If you look at any retail shelf, you’re likely to notice there are more options within brand product lines. In some cases, a LOT more. It used to be that you would go into a store looking for your brand of shampoo. You’d find it, most likely in the same package shape, size and color scheme you had used for years. Go looking for that same brand now and it’s just as likely you’ll be presented with a dizzying selection of package and label variations based on hair type, gender, age, scalp conditions, and scent. Brands are offering targeted products for a couple of reasons: More variety translates to more shelf space occupied and thus more consumer exposure. The increased volume of brand packaging is a larger billboard, increasing the chances consumers will notice and take a closer look. Another reason is the attempt to ‘personalize’ the product. If I am a 30 something with a dry scalp condition, a shampoo proclaiming to be formulated for middle-aged consumers with dry skin seems like it was made just for me. It’s subtle, but the affect is tangible.

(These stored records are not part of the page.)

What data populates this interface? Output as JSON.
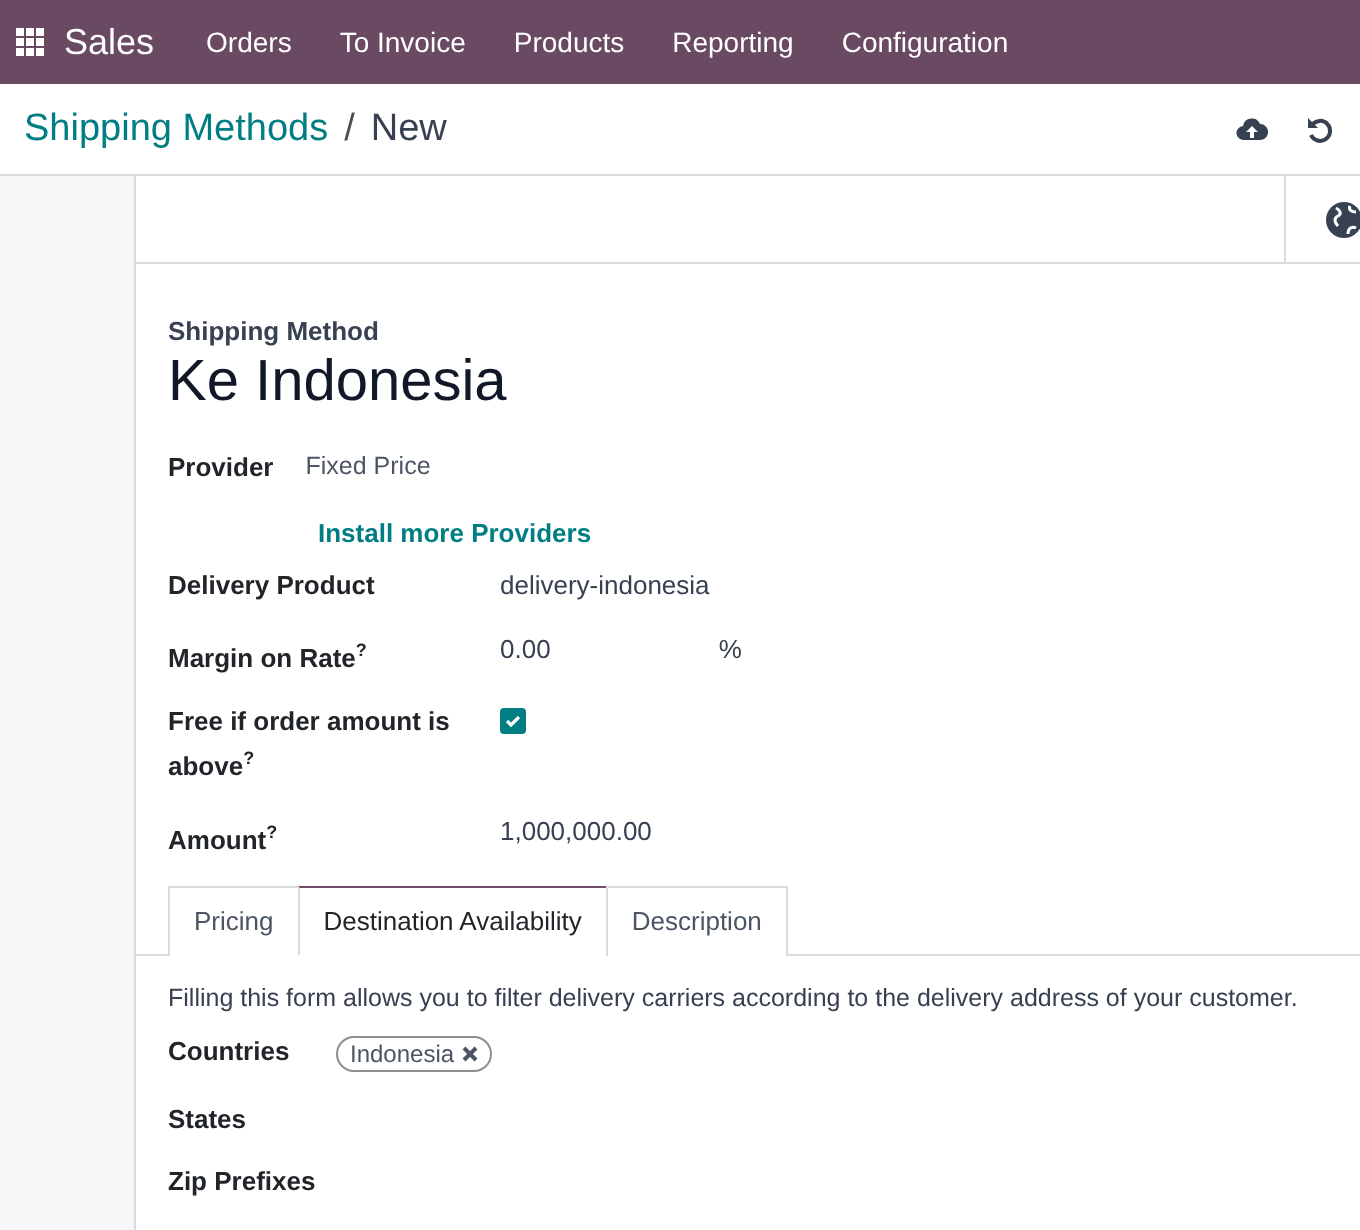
{
  "navbar": {
    "app_name": "Sales",
    "menu": [
      "Orders",
      "To Invoice",
      "Products",
      "Reporting",
      "Configuration"
    ]
  },
  "breadcrumb": {
    "parent": "Shipping Methods",
    "separator": "/",
    "current": "New"
  },
  "form": {
    "title_label": "Shipping Method",
    "name": "Ke Indonesia",
    "provider": {
      "label": "Provider",
      "value": "Fixed Price"
    },
    "install_link": "Install more Providers",
    "fields": [
      {
        "kind": "text",
        "label": "Delivery Product",
        "value": "delivery-indonesia"
      },
      {
        "kind": "text",
        "label": "Margin on Rate$^{?}$",
        "value": "0.00",
        "suffix": "%"
      },
      {
        "kind": "checkbox",
        "label": "Free if order amount is above$^{?}$",
        "checked": true
      },
      {
        "kind": "text",
        "label": "Amount$^{?}$",
        "value": "1,000,000.00"
      }
    ]
  },
  "tabs": [
    {
      "label": "Pricing",
      "selected": false
    },
    {
      "label": "Destination Availability",
      "selected": true
    },
    {
      "label": "Description",
      "selected": false
    }
  ],
  "tab_content": {
    "description": "Filling this form allows you to filter delivery carriers according to the delivery address of your customer.",
    "fields": [
      {
        "label": "Countries",
        "tags": [
          "Indonesia"
        ]
      },
      {
        "label": "States"
      },
      {
        "label": "Zip Prefixes"
      }
    ]
  }
}
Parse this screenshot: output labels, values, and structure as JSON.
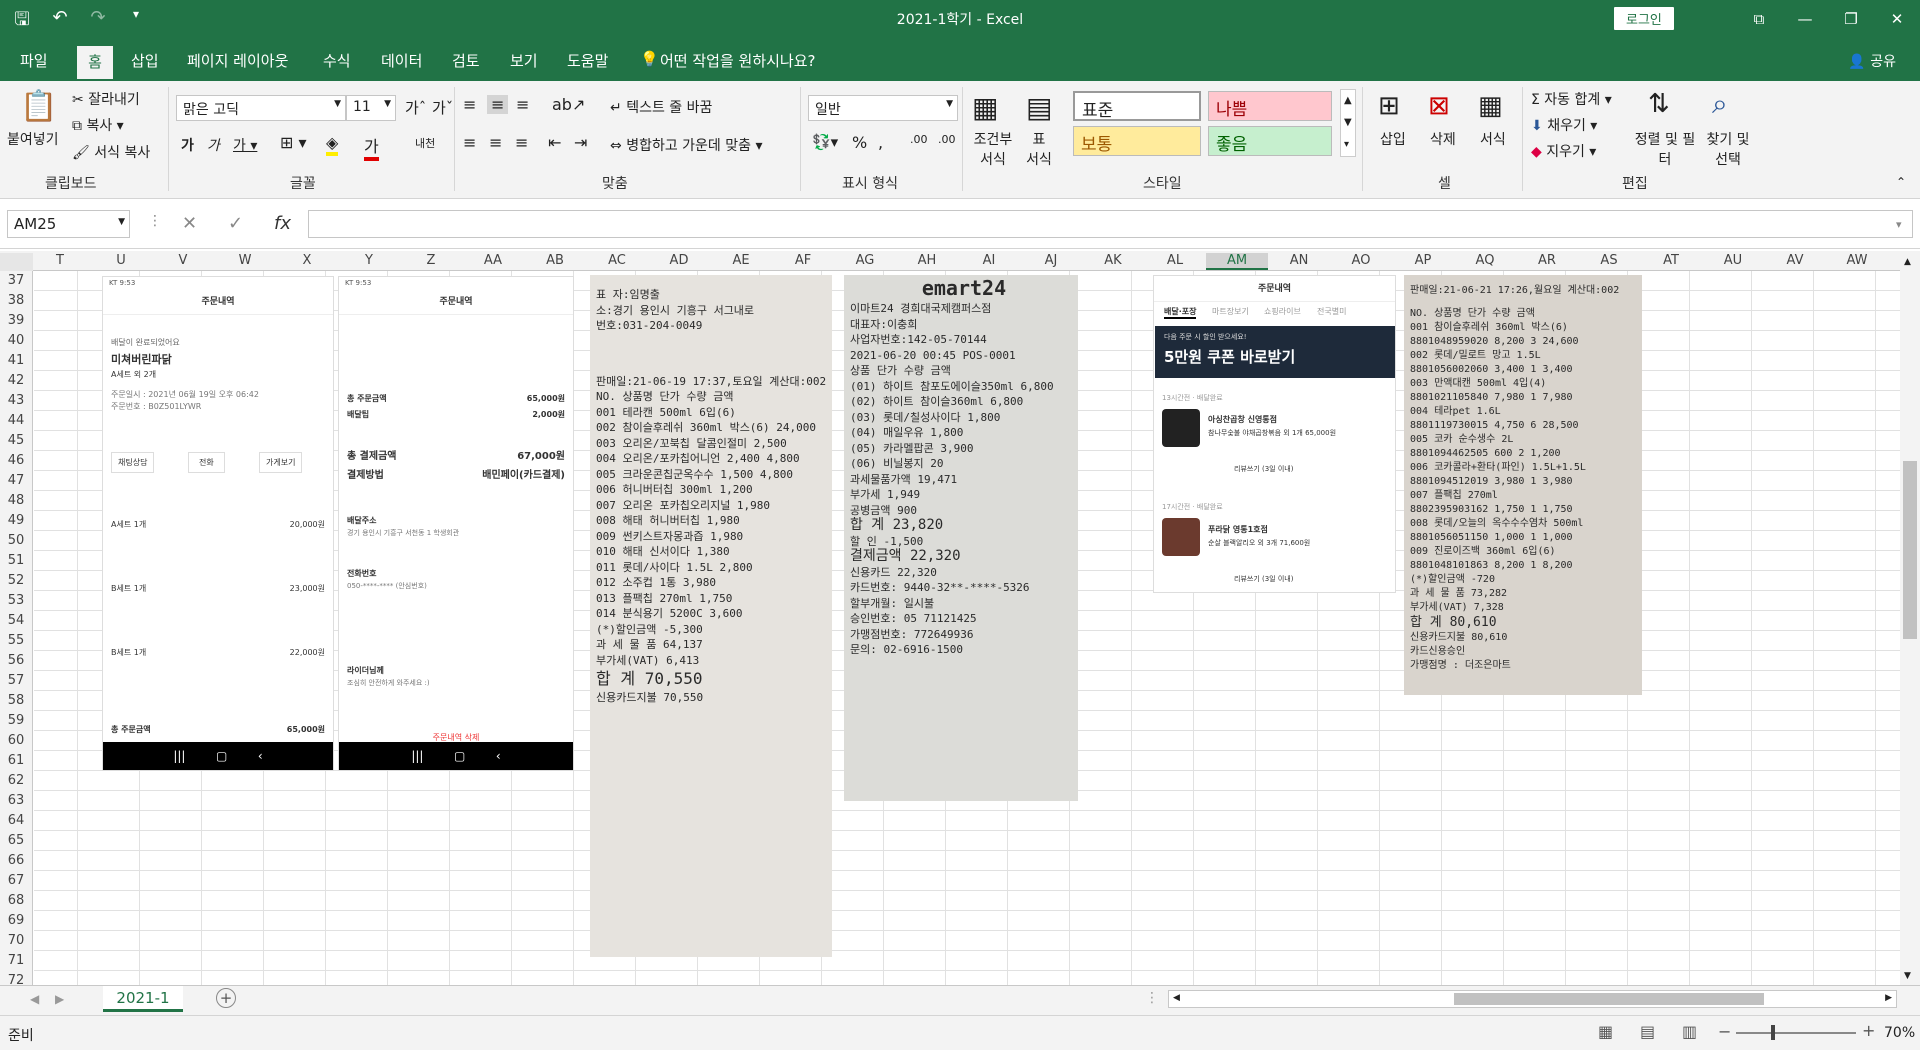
{
  "window": {
    "title": "2021-1학기  -  Excel",
    "signin": "로그인"
  },
  "tabs": [
    "파일",
    "홈",
    "삽입",
    "페이지 레이아웃",
    "수식",
    "데이터",
    "검토",
    "보기",
    "도움말",
    "어떤 작업을 원하시나요?"
  ],
  "share": "공유",
  "ribbon": {
    "paste": "붙여넣기",
    "cut": "잘라내기",
    "copy": "복사",
    "format_painter": "서식 복사",
    "clipboard": "클립보드",
    "font_name": "맑은 고딕",
    "font_size": "11",
    "font_group": "글꼴",
    "wrap_text": "텍스트 줄 바꿈",
    "merge_center": "병합하고 가운데 맞춤",
    "alignment": "맞춤",
    "number_format": "일반",
    "number_group": "표시 형식",
    "cond_format": "조건부 서식",
    "table_format": "표 서식",
    "style_normal": "표준",
    "style_bad": "나쁨",
    "style_neutral": "보통",
    "style_good": "좋음",
    "styles": "스타일",
    "insert": "삽입",
    "delete": "삭제",
    "format": "서식",
    "cells": "셀",
    "autosum": "자동 합계",
    "fill": "채우기",
    "clear": "지우기",
    "sort_filter": "정렬 및 필터",
    "find_select": "찾기 및 선택",
    "editing": "편집"
  },
  "formula_bar": {
    "name_box": "AM25",
    "value": ""
  },
  "columns": [
    "T",
    "U",
    "V",
    "W",
    "X",
    "Y",
    "Z",
    "AA",
    "AB",
    "AC",
    "AD",
    "AE",
    "AF",
    "AG",
    "AH",
    "AI",
    "AJ",
    "AK",
    "AL",
    "AM",
    "AN",
    "AO",
    "AP",
    "AQ",
    "AR",
    "AS",
    "AT",
    "AU",
    "AV",
    "AW"
  ],
  "rows": [
    "37",
    "38",
    "39",
    "40",
    "41",
    "42",
    "43",
    "44",
    "45",
    "46",
    "47",
    "48",
    "49",
    "50",
    "51",
    "52",
    "53",
    "54",
    "55",
    "56",
    "57",
    "58",
    "59",
    "60",
    "61",
    "62",
    "63",
    "64",
    "65",
    "66",
    "67",
    "68",
    "69",
    "70",
    "71",
    "72"
  ],
  "sheet_tab": "2021-1",
  "status": {
    "ready": "준비",
    "zoom": "70%"
  },
  "phone1": {
    "status": "KT 9:53",
    "header": "주문내역",
    "delivered": "배달이 완료되었어요",
    "store": "미쳐버린파닭",
    "summary": "A세트 외 2개",
    "order_time": "주문일시 : 2021년 06월 19일 오후 06:42",
    "order_no": "주문번호 : B0Z501LYWR",
    "chat": "채팅상담",
    "call": "전화",
    "store_btn": "가게보기",
    "item1": "A세트 1개",
    "item1_price": "20,000원",
    "item2": "B세트 1개",
    "item2_price": "23,000원",
    "item3": "B세트 1개",
    "item3_price": "22,000원",
    "total_label": "총 주문금액",
    "total": "65,000원"
  },
  "phone2": {
    "status": "KT 9:53",
    "header": "주문내역",
    "sum_label": "총 주문금액",
    "sum": "65,000원",
    "delivery_label": "배달팁",
    "delivery": "2,000원",
    "pay_label": "총 결제금액",
    "pay": "67,000원",
    "method_label": "결제방법",
    "method": "배민페이(카드결제)",
    "addr_label": "배달주소",
    "addr": "경기 용인시 기흥구 서천동 1 학생회관",
    "phone_label": "전화번호",
    "phone": "050-****-**** (안심번호)",
    "rider_label": "라이더님께",
    "rider": "조심히 안전하게 와주세요 :)",
    "delete": "주문내역 삭제"
  },
  "phone3": {
    "header": "주문내역",
    "tab1": "배달·포장",
    "tab2": "마트장보기",
    "tab3": "쇼핑라이브",
    "tab4": "전국별미",
    "banner": "5만원 쿠폰 바로받기",
    "banner_sub": "다음 주문 시 할인 받으세요!",
    "o1_meta": "13시간전 · 배달완료",
    "o1_store": "아싱찬곱창 신영통점",
    "o1_desc": "참나무숯불 야채곱창볶음 외 1개 65,000원",
    "o1_review": "리뷰쓰기 (3일 이내)",
    "o2_meta": "17시간전 · 배달완료",
    "o2_store": "푸라닭 영통1호점",
    "o2_desc": "순살 블랙알리오 외 3개 71,600원",
    "o2_review": "리뷰쓰기 (3일 이내)"
  },
  "receipt1": [
    "표 자:임명출",
    "소:경기 용인시 기흥구 서그내로",
    "번호:031-204-0049",
    "판매일:21-06-19 17:37,토요일 계산대:002",
    "NO. 상품명  단가 수량 금액",
    "001 테라캔 500ml 6입(6)",
    "002 참이슬후레쉬 360ml 박스(6)  24,000",
    "003 오리온/꼬북칩 달콤인절미  2,500",
    "004 오리온/포카칩어니언  2,400  4,800",
    "005 크라운콘칩군옥수수  1,500  4,800",
    "006 허니버터칩 300ml  1,200",
    "007 오리온 포카칩오리지널  1,980",
    "008 해태 허니버터칩  1,980",
    "009 썬키스트자몽과즙  1,980",
    "010 해태 신서이다  1,380",
    "011 롯데/사이다 1.5L  2,800",
    "012 소주컵 1통  3,980",
    "013 플팩칩 270ml  1,750",
    "014 분식용기 5200C  3,600",
    "(*)할인금액  -5,300",
    "과 세 물 품  64,137",
    "부가세(VAT)  6,413",
    "합 계  70,550",
    "신용카드지불  70,550"
  ],
  "receipt2": [
    "이마트24 경희대국제캠퍼스점",
    "대표자:이충희",
    "사업자번호:142-05-70144",
    "2021-06-20 00:45 POS-0001",
    "상품   단가 수량  금액",
    "(01) 하이트 참포도에이슬350ml  6,800",
    "(02) 하이트 참이슬360ml  6,800",
    "(03) 롯데/칠성사이다  1,800",
    "(04) 매일우유  1,800",
    "(05) 카라멜팝콘  3,900",
    "(06) 비닐봉지  20",
    "과세물품가액  19,471",
    "부가세  1,949",
    "공병금액  900",
    "합 계  23,820",
    "할 인  -1,500",
    "결제금액  22,320",
    "신용카드  22,320",
    "카드번호: 9440-32**-****-5326",
    "할부개월: 일시불",
    "승인번호: 05 71121425",
    "가맹점번호: 772649936",
    "문의: 02-6916-1500"
  ],
  "receipt3": [
    "판매일:21-06-21 17:26,월요일 계산대:002",
    "NO. 상품명  단가 수량 금액",
    "001 참이슬후레쉬 360ml 박스(6)",
    "8801048959020 8,200  3  24,600",
    "002 롯데/밀로트 망고 1.5L",
    "8801056002060 3,400  1  3,400",
    "003 만액대캔 500ml 4입(4)",
    "8801021105840 7,980  1  7,980",
    "004 테라pet 1.6L",
    "8801119730015 4,750  6  28,500",
    "005 코카 순수생수 2L",
    "8801094462505 600  2  1,200",
    "006 코카콜라+환타(파인) 1.5L+1.5L",
    "8801094512019 3,980  1  3,980",
    "007 플팩칩 270ml",
    "8802395903162 1,750  1  1,750",
    "008 롯데/오늘의 옥수수수염차 500ml",
    "8801056051150 1,000  1  1,000",
    "009 진로이즈백 360ml 6입(6)",
    "8801048101863 8,200  1  8,200",
    "(*)할인금액  -720",
    "과 세 물 품  73,282",
    "부가세(VAT)  7,328",
    "합 계  80,610",
    "신용카드지불  80,610",
    "카드신용승인",
    "가맹점명 : 더조은마트"
  ]
}
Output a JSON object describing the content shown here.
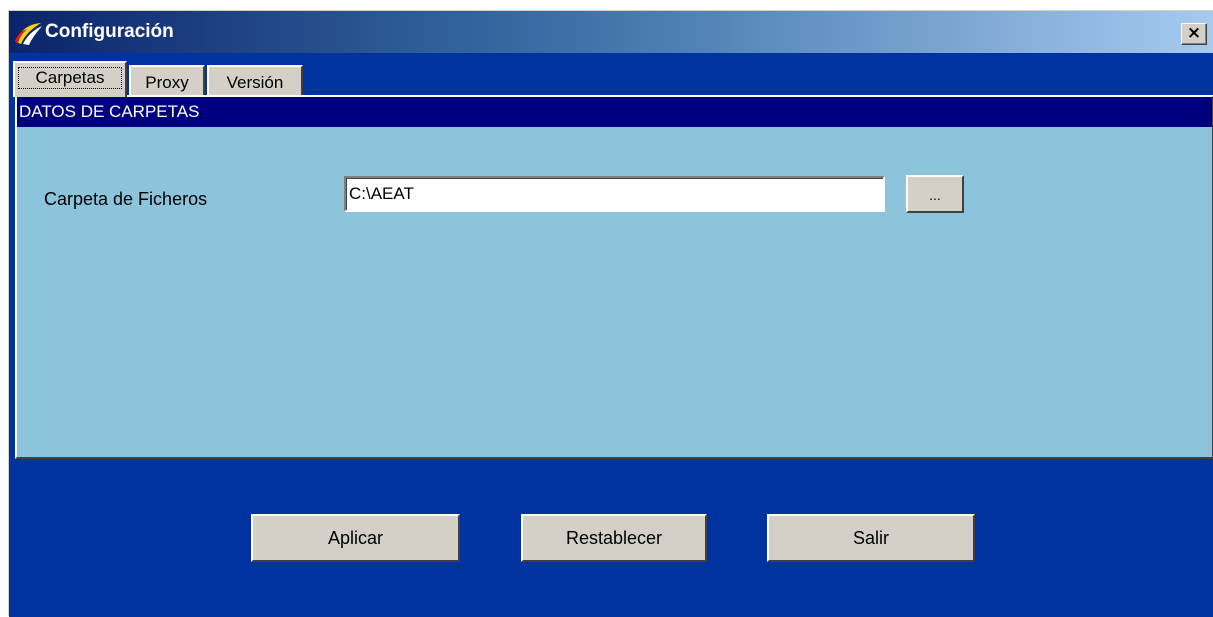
{
  "window": {
    "title": "Configuración",
    "close_label": "×"
  },
  "tabs": [
    {
      "label": "Carpetas",
      "active": true
    },
    {
      "label": "Proxy",
      "active": false
    },
    {
      "label": "Versión",
      "active": false
    }
  ],
  "section": {
    "header": "DATOS DE CARPETAS"
  },
  "folder": {
    "label": "Carpeta de Ficheros",
    "value": "C:\\AEAT",
    "browse_label": "..."
  },
  "actions": {
    "apply_label": "Aplicar",
    "reset_label": "Restablecer",
    "exit_label": "Salir"
  },
  "colors": {
    "title_gradient_start": "#0a246a",
    "client_background": "#0033a0",
    "panel_background": "#8cc4dc",
    "section_header": "#00007f"
  },
  "icons": {
    "title": "aeat-logo-icon"
  }
}
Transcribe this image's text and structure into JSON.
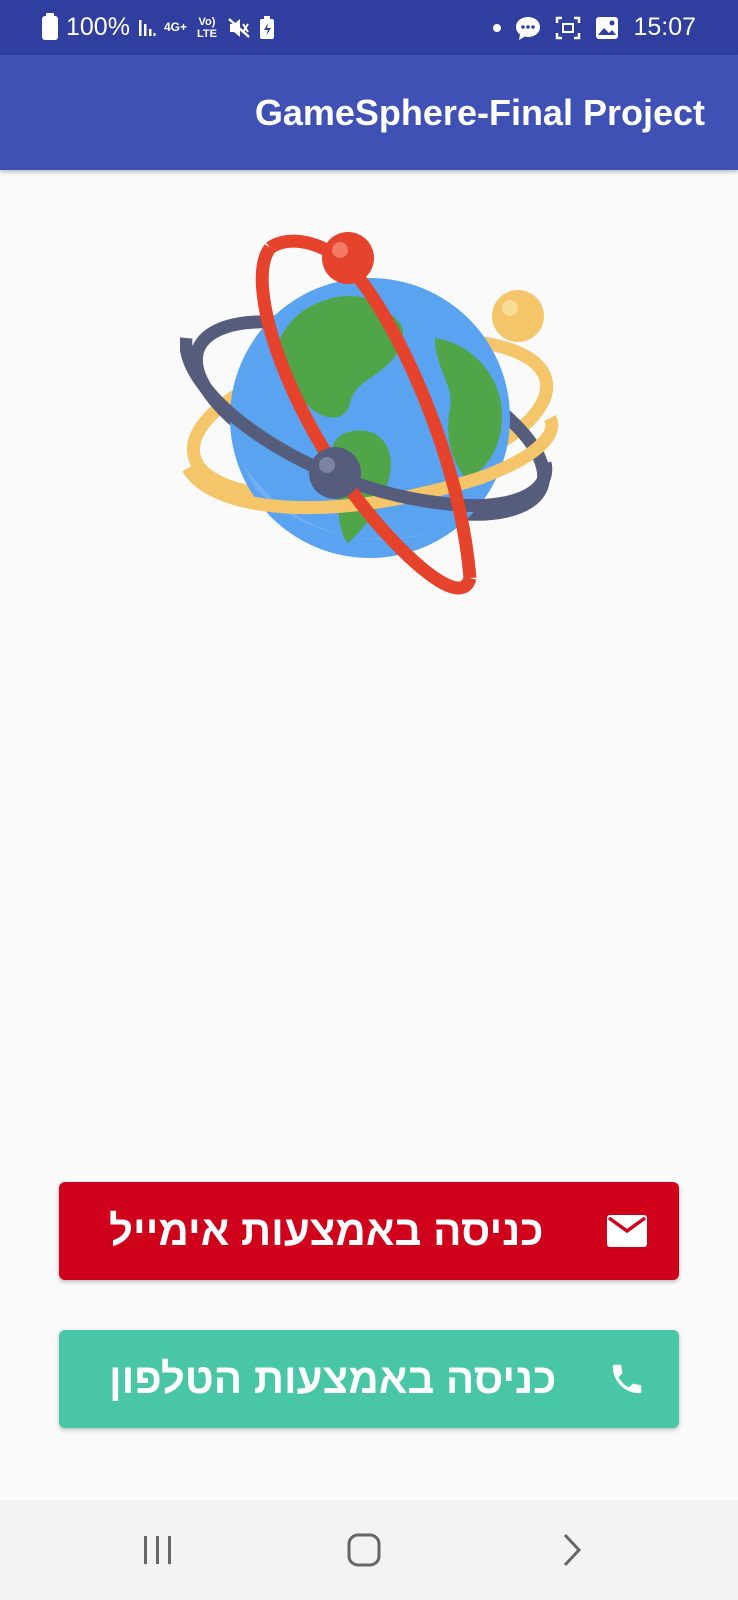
{
  "status_bar": {
    "battery_level": "100%",
    "network_type": "4G+",
    "volte_label": "Vo) LTE",
    "time": "15:07",
    "left_icons": [
      "battery-icon",
      "signal-icon",
      "network-icon",
      "volte-icon",
      "mute-icon",
      "battery-saver-icon"
    ],
    "right_icons": [
      "notification-dot-icon",
      "message-icon",
      "screenshot-icon",
      "gallery-icon"
    ]
  },
  "app_bar": {
    "title": "GameSphere-Final Project",
    "color": "#3f51b5"
  },
  "logo": {
    "icon": "globe-orbit-icon"
  },
  "buttons": {
    "email": {
      "label": "כניסה באמצעות אימייל",
      "icon": "email-icon",
      "color": "#d0021b"
    },
    "phone": {
      "label": "כניסה באמצעות הטלפון",
      "icon": "phone-icon",
      "color": "#48c6a5"
    }
  },
  "nav_bar": {
    "items": [
      "recents-icon",
      "home-icon",
      "back-icon"
    ]
  }
}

What’s a brand to do these days with ever increasing competition for consumer attention in retail? As indicated in the previous trend, shelf space is at a premium, and there are many, MANY options for consumers to choose from. Increasingly, brands are making changes to stand out and “visually shout” for attention. Remember as a kid how alluring the candy aisle was in a store? No doubt much of the appeal was the seemingly endless display of sugary goodness, but that’s not all. The packaging was candy in itself – eye candy. The bright reds, oranges, greens, and purples drew you in just as much as the promise of confectionary delights. Now go down that previously mentioned hair care aisle and you’ll be confronted by a rainbow of bright colors and shimmering foil enhancements competing for your eye’s attention. Many brands are retooling their color sets to incorporate these vibrant hues into their packaging.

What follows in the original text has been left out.